Download audiobooks to listen to on your commute.
Bring a jar of healthy snacks to your office.
Buy a pretty water bottle you’ll like carrying around with you.
5. Start with a clean slate.
Starting with a clean slate – not only mentally but in your physical environment as well - creates powerful subconscious motivators that make working toward your goals much easier. While properly setting up your surroundings makes it easier to consciously make progress on your goals, refreshing your whole space will subconsciously begin to make you the kind of person that would be able to reach the goals you’ve set. Like it or not, we are products of our environment. A small change in surroundings subtly shifts your entire identity and begins to change you. It’s also much easier to create new habits when we start fresh. As Gretchen Rubin, author of Better Than Before states, “because we are creatures of habit, the first marks on that slate prove indelible.”
You don’t have to spend a ton of money or time to refresh your surroundings. Here are some simple suggestions:
Paint the walls a bright white so that it feels fresh, new and gives you positive energy.
Ditch the yoga pants, ripped jeans and t-shirt for more business-smart attire – or at least an outfit that makes you feel confident and like someone who’s already reached their goals.
Buy a new bookshelf and fill it up throughout the year with all the books you’ve made it your goal to read.
Set the table with beautiful dishes each morning so that by dinnertime you resist eating in front of the TV, and therefore eat more mindfully.
Declutter your desk, table, and counters so that clutter from “before” doesn’t visually interfere with your fresh start.
Rearrange your furniture to be conducive to reading or perhaps yoga at home. Make sure to also then rearrange your wall decorations so that your “new” space feels permanent, not temporary.
Clear your nightstand of everything but essentials for a healthy bedtime routine and sleep (more ideas on that here).

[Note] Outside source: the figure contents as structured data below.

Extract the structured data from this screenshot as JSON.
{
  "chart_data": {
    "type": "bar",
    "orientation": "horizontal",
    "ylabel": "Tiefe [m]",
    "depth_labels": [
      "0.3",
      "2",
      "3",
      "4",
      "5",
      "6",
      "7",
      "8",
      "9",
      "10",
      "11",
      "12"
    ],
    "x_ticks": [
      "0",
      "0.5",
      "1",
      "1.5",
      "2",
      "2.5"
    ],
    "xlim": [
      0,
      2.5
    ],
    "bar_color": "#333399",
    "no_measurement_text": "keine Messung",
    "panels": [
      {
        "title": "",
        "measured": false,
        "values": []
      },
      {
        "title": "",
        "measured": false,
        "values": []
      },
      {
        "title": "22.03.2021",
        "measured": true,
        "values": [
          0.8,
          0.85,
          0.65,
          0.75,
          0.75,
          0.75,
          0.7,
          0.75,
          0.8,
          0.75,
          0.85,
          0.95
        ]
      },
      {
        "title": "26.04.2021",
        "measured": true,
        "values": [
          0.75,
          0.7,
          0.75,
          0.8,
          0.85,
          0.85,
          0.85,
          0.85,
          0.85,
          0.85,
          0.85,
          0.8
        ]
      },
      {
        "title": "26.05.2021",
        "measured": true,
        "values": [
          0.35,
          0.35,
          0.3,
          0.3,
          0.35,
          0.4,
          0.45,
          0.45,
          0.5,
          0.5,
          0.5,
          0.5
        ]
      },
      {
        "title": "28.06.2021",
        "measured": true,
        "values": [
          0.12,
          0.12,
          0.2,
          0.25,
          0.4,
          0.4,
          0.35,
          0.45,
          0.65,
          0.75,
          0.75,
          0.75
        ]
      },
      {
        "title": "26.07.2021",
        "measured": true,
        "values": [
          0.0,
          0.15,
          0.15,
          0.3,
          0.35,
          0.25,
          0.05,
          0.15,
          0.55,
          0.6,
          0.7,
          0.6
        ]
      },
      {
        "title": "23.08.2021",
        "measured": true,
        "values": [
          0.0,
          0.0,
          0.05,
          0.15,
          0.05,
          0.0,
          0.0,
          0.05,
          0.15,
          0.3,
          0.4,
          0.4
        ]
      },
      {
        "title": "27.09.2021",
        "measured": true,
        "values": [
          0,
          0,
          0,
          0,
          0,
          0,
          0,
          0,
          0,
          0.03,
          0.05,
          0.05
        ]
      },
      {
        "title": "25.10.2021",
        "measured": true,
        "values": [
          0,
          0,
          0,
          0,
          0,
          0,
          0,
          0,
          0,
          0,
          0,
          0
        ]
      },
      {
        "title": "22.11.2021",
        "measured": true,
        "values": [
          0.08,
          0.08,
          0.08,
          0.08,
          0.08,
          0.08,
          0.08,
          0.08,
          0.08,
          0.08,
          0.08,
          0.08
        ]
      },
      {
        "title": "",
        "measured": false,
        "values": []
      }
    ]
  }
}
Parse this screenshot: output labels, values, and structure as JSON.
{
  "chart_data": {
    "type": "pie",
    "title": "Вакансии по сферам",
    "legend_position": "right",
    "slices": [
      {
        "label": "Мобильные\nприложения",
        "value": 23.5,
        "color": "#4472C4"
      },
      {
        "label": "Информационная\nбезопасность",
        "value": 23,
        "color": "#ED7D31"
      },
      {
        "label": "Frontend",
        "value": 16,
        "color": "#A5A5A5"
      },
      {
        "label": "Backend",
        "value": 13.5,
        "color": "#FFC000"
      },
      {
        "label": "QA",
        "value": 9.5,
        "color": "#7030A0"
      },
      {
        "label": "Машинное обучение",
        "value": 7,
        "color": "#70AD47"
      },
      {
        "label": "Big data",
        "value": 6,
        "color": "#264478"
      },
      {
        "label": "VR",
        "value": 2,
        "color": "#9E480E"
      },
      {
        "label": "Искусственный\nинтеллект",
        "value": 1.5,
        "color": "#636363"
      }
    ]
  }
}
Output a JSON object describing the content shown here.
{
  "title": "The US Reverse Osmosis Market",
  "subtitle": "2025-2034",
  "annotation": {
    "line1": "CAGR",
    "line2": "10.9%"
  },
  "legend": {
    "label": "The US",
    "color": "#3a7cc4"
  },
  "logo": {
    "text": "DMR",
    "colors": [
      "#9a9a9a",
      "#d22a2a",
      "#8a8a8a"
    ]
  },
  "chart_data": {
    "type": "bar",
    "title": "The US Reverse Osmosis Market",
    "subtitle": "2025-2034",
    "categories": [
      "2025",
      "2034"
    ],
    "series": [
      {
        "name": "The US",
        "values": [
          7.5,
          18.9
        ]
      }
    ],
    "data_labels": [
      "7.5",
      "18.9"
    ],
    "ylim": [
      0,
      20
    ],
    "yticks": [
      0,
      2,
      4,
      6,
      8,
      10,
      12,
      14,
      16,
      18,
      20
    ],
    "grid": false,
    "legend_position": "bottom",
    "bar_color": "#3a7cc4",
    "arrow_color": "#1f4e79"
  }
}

Clean everything from top-bottom with a natural, non-toxic cleaner.
Often, we think that change comes from within. We set goals and believe that achieving them is about changing ourselves and exerting willpower. We discount the fact that optimizing our environment significantly impacts our actions. Setting up your surroundings and designing a lifestyle to match your goals makes it easier to accomplish them without having to think about or expend extra energy staying motivated. It’s the next key step to making your year a successful one.